Most of the leading writers in the 1844 movement did not follow on into the third angel's message but repudiated their former positions. Josiah Litch is an outstanding example of this. He even published a book of repudiation. If the men who had contributed truth to the body of belief gave it up, surely it belonged to the people who still held fast their confidence. Small wonder, then, that Adventists felt free to publish Litch's exposition of the trumpets without giving him credit as author. It was their belief, not his.
The same thing could be said for other expositions which Smith followed in writing his book. Truth knows no owners; discoverers of prophetic application hold no copyright. It should be said in Smith's favor that he often acknowledged his debt to others.

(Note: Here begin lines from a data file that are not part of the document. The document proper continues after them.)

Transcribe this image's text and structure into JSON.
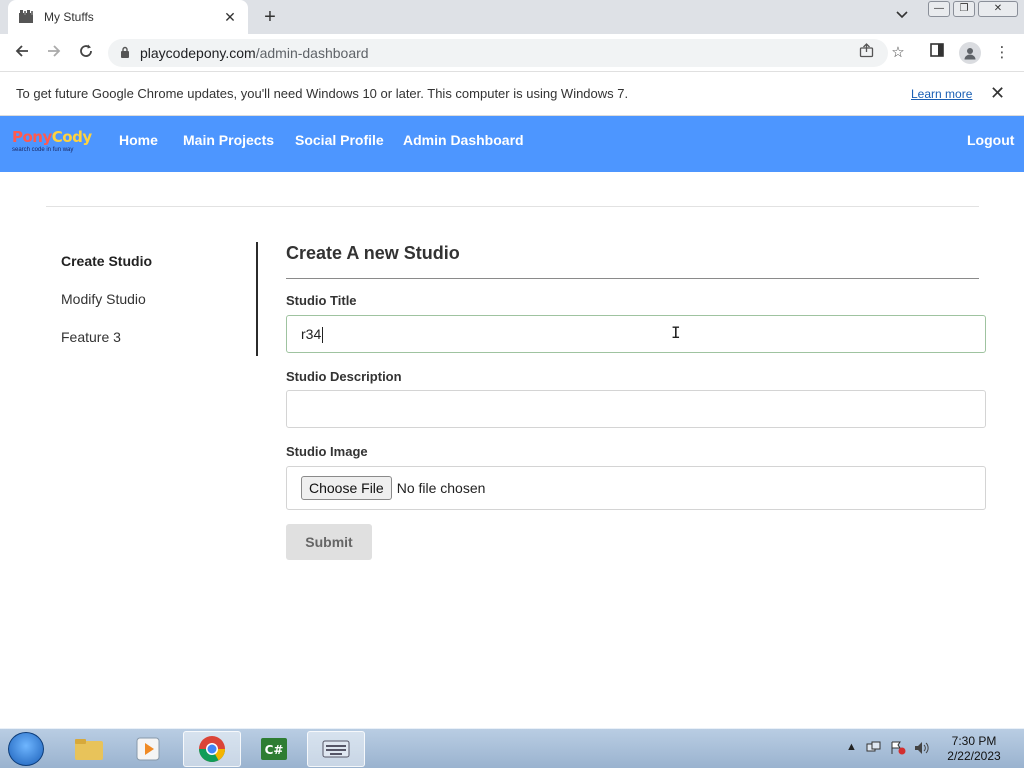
{
  "browser": {
    "tab_title": "My Stuffs",
    "tab_close": "✕",
    "new_tab": "+",
    "url_host": "playcodepony.com",
    "url_path": "/admin-dashboard"
  },
  "infobar": {
    "message": "To get future Google Chrome updates, you'll need Windows 10 or later. This computer is using Windows 7.",
    "learn_more": "Learn more",
    "close": "✕"
  },
  "site": {
    "logo_text": "PonyCody",
    "logo_tagline": "search code in fun way",
    "nav": [
      "Home",
      "Main Projects",
      "Social Profile",
      "Admin Dashboard"
    ],
    "logout": "Logout"
  },
  "sidebar": {
    "items": [
      "Create Studio",
      "Modify Studio",
      "Feature 3"
    ],
    "active_index": 0
  },
  "form": {
    "heading": "Create A new Studio",
    "title_label": "Studio Title",
    "title_value": "r34",
    "description_label": "Studio Description",
    "description_value": "",
    "image_label": "Studio Image",
    "choose_file": "Choose File",
    "no_file": "No file chosen",
    "submit": "Submit"
  },
  "taskbar": {
    "time": "7:30 PM",
    "date": "2/22/2023",
    "apps": [
      "file-explorer-icon",
      "media-player-icon",
      "chrome-icon",
      "csharp-icon",
      "keyboard-app-icon"
    ]
  },
  "colors": {
    "nav_bg": "#4d96ff",
    "link": "#1a5fb4"
  }
}
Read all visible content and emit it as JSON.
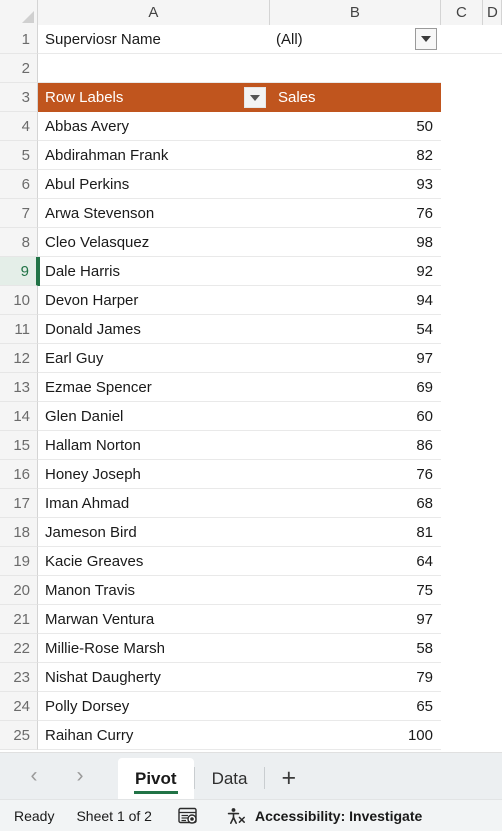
{
  "window": {
    "app": "excel-spreadsheet"
  },
  "grid": {
    "select_all_icon": "select-all-triangle",
    "column_headers": [
      "A",
      "B",
      "C",
      "D"
    ],
    "row_numbers": [
      "1",
      "2",
      "3",
      "4",
      "5",
      "6",
      "7",
      "8",
      "9",
      "10",
      "11",
      "12",
      "13",
      "14",
      "15",
      "16",
      "17",
      "18",
      "19",
      "20",
      "21",
      "22",
      "23",
      "24",
      "25"
    ],
    "active_row": "9",
    "active_cell": "A9",
    "filter": {
      "label": "Superviosr Name",
      "value": "(All)",
      "dropdown_icon": "filter-dropdown-icon"
    },
    "pivot_header": {
      "row_labels": "Row Labels",
      "row_labels_dropdown_icon": "chevron-down-icon",
      "value_field": "Sales",
      "fill_color": "#C0551E",
      "text_color": "#FFFFFF"
    },
    "rows": [
      {
        "row": "4",
        "name": "Abbas Avery",
        "sales": "50"
      },
      {
        "row": "5",
        "name": "Abdirahman Frank",
        "sales": "82"
      },
      {
        "row": "6",
        "name": "Abul Perkins",
        "sales": "93"
      },
      {
        "row": "7",
        "name": "Arwa Stevenson",
        "sales": "76"
      },
      {
        "row": "8",
        "name": "Cleo Velasquez",
        "sales": "98"
      },
      {
        "row": "9",
        "name": "Dale Harris",
        "sales": "92"
      },
      {
        "row": "10",
        "name": "Devon Harper",
        "sales": "94"
      },
      {
        "row": "11",
        "name": "Donald James",
        "sales": "54"
      },
      {
        "row": "12",
        "name": "Earl Guy",
        "sales": "97"
      },
      {
        "row": "13",
        "name": "Ezmae Spencer",
        "sales": "69"
      },
      {
        "row": "14",
        "name": "Glen Daniel",
        "sales": "60"
      },
      {
        "row": "15",
        "name": "Hallam Norton",
        "sales": "86"
      },
      {
        "row": "16",
        "name": "Honey Joseph",
        "sales": "76"
      },
      {
        "row": "17",
        "name": "Iman Ahmad",
        "sales": "68"
      },
      {
        "row": "18",
        "name": "Jameson Bird",
        "sales": "81"
      },
      {
        "row": "19",
        "name": "Kacie Greaves",
        "sales": "64"
      },
      {
        "row": "20",
        "name": "Manon Travis",
        "sales": "75"
      },
      {
        "row": "21",
        "name": "Marwan Ventura",
        "sales": "97"
      },
      {
        "row": "22",
        "name": "Millie-Rose Marsh",
        "sales": "58"
      },
      {
        "row": "23",
        "name": "Nishat Daugherty",
        "sales": "79"
      },
      {
        "row": "24",
        "name": "Polly Dorsey",
        "sales": "65"
      },
      {
        "row": "25",
        "name": "Raihan Curry",
        "sales": "100"
      }
    ]
  },
  "tabbar": {
    "prev_icon": "chevron-left-icon",
    "next_icon": "chevron-right-icon",
    "sheets": [
      {
        "label": "Pivot",
        "active": true
      },
      {
        "label": "Data",
        "active": false
      }
    ],
    "add_sheet_label": "+",
    "active_underline_color": "#217346"
  },
  "statusbar": {
    "mode": "Ready",
    "sheet_count": "Sheet 1 of 2",
    "macro_icon": "record-macro-icon",
    "accessibility_icon": "accessibility-icon",
    "accessibility_text": "Accessibility: Investigate"
  }
}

In his exposition of Revelation ii he followed George Storrs and gave him credit, though he did not use quotation marks for the part he took verbatim. (Review and Herald, Oct. 31, 1854, p. 93.) In a large section of Daniel ii, Smith followed Litch quite closely, though he so changed the wording that very little could have been enclosed in quotation marks. Since Litch himself was following Bishop Newton and others, it would hardly have been fair to give him credit.
Thus far we have been dealing largely with the story of the writing of the book Daniel and the Revelation. The real facts in that story do not depict the author as other than a sincere contender for truth. An understanding of the literary atmosphere of his times will place him in even better light.

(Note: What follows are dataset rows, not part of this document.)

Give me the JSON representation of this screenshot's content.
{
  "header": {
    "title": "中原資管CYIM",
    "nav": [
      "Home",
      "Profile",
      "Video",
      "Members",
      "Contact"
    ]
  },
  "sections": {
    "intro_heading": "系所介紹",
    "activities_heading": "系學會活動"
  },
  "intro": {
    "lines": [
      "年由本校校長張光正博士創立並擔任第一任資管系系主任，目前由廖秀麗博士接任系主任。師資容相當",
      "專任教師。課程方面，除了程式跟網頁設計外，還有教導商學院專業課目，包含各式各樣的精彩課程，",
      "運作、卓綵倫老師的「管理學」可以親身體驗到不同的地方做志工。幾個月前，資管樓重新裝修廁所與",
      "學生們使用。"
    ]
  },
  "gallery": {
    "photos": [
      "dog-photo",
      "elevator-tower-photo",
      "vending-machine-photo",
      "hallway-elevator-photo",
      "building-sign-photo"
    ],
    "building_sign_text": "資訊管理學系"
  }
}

Should we not adopt the principle that we may not judge men of another generation by the standards of our own? Uriah Smith lived in a different world from that in which we live today. Literary standards and practices were not the same as they are now. Men everywhere appropriated the literary efforts of others. Even our beloved Mrs. White was unjustly criticized in regard to this very thing as the standards of the world about her changed in the dawning of a new literary . day. She revised the form of her statements to meet the new standards.
Mrs. White stated freely that she used material from other writers without enclosing it in quotation marks. Many of the well-known Bible commentators have done the same thing. For instance, John Wesley, in the preface to his Explanatory Notes Upon the New Testament, remarks regarding the material he had taken from other writers:
"It was a doubt with me for some time whether I should not sub-join to every note I received from them [other writers] the name of the author from whom it was taken; especially considering I had transcribed some, and abridged many more, almost in the words of the author. But upon further consideration, I resolved to name none, that nothing might divert the mind of the reader from keeping close to the point in view, and receiving what was spoken only according to its own intrinsic value."—Pages iv, v.

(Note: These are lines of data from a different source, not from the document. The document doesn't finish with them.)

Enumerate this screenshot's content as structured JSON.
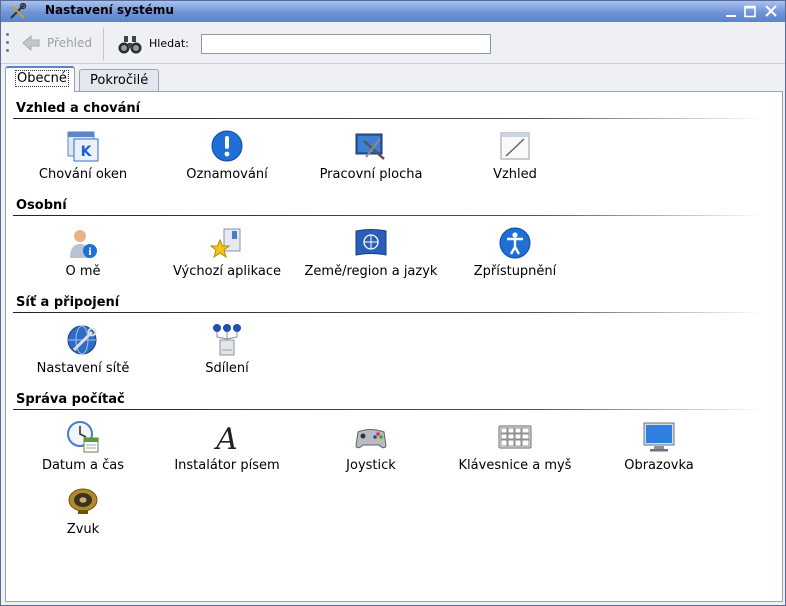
{
  "window": {
    "title": "Nastavení systému"
  },
  "toolbar": {
    "back_label": "Přehled",
    "find_label": "Hledat:",
    "search_value": ""
  },
  "tabs": [
    {
      "label": "Obecné",
      "active": true
    },
    {
      "label": "Pokročilé",
      "active": false
    }
  ],
  "sections": [
    {
      "title": "Vzhled a chování",
      "items": [
        {
          "label": "Chování oken",
          "icon": "window-behavior-icon"
        },
        {
          "label": "Oznamování",
          "icon": "notification-icon"
        },
        {
          "label": "Pracovní plocha",
          "icon": "desktop-icon"
        },
        {
          "label": "Vzhled",
          "icon": "appearance-icon"
        }
      ]
    },
    {
      "title": "Osobní",
      "items": [
        {
          "label": "O mě",
          "icon": "user-info-icon"
        },
        {
          "label": "Výchozí aplikace",
          "icon": "default-apps-icon"
        },
        {
          "label": "Země/region a jazyk",
          "icon": "un-flag-icon"
        },
        {
          "label": "Zpřístupnění",
          "icon": "accessibility-icon"
        }
      ]
    },
    {
      "title": "Síť a připojení",
      "items": [
        {
          "label": "Nastavení sítě",
          "icon": "network-globe-icon"
        },
        {
          "label": "Sdílení",
          "icon": "sharing-icon"
        }
      ]
    },
    {
      "title": "Správa počítač",
      "items": [
        {
          "label": "Datum a čas",
          "icon": "clock-calendar-icon"
        },
        {
          "label": "Instalátor písem",
          "icon": "font-icon"
        },
        {
          "label": "Joystick",
          "icon": "gamepad-icon"
        },
        {
          "label": "Klávesnice a myš",
          "icon": "keyboard-icon"
        },
        {
          "label": "Obrazovka",
          "icon": "monitor-icon"
        },
        {
          "label": "Zvuk",
          "icon": "speaker-icon"
        }
      ]
    }
  ],
  "colors": {
    "titlebar": "#6f93d8",
    "accent": "#1f5fcf"
  }
}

In the light of these considerations we believe, therefore, that we are on safe ground in denying that Uriah Smith may justly be charged with plagiarism in the modern meaning of the term. We believe he did nothing reprehensible. He was in line with the customs of his time and did only what his contemporaries thought it entirely proper to do. In his defense it should be said that he gave frequent recognition to other authors for thoughts copied.
It cannot and must not be denied that he copied from other men's works, but that is something entirely different from calling him a plagiarist in our modern language, with all its implications of dishonesty. Uriah Smith was a man of God, and deserves all the honors heaped upon our pioneers. Nevertheless, in order to remove the stigma cast upon this practice by many in our modern world, the revision committee felt that every effort should be made to raise the book above reproach in this matter.
Accordingly, every place in Daniel and the Revelation in which it was discovered that Uriah Smith had used the words of others, quotation marks were inserted and credit was given the original author. If it is discovered later that instances of such copying were overlooked, the same procedure can be followed in future editions. Surely if Elder Smith, a sincere and conscientious writer, were alive today, he would do as much in order to meet the literary standards of a new age.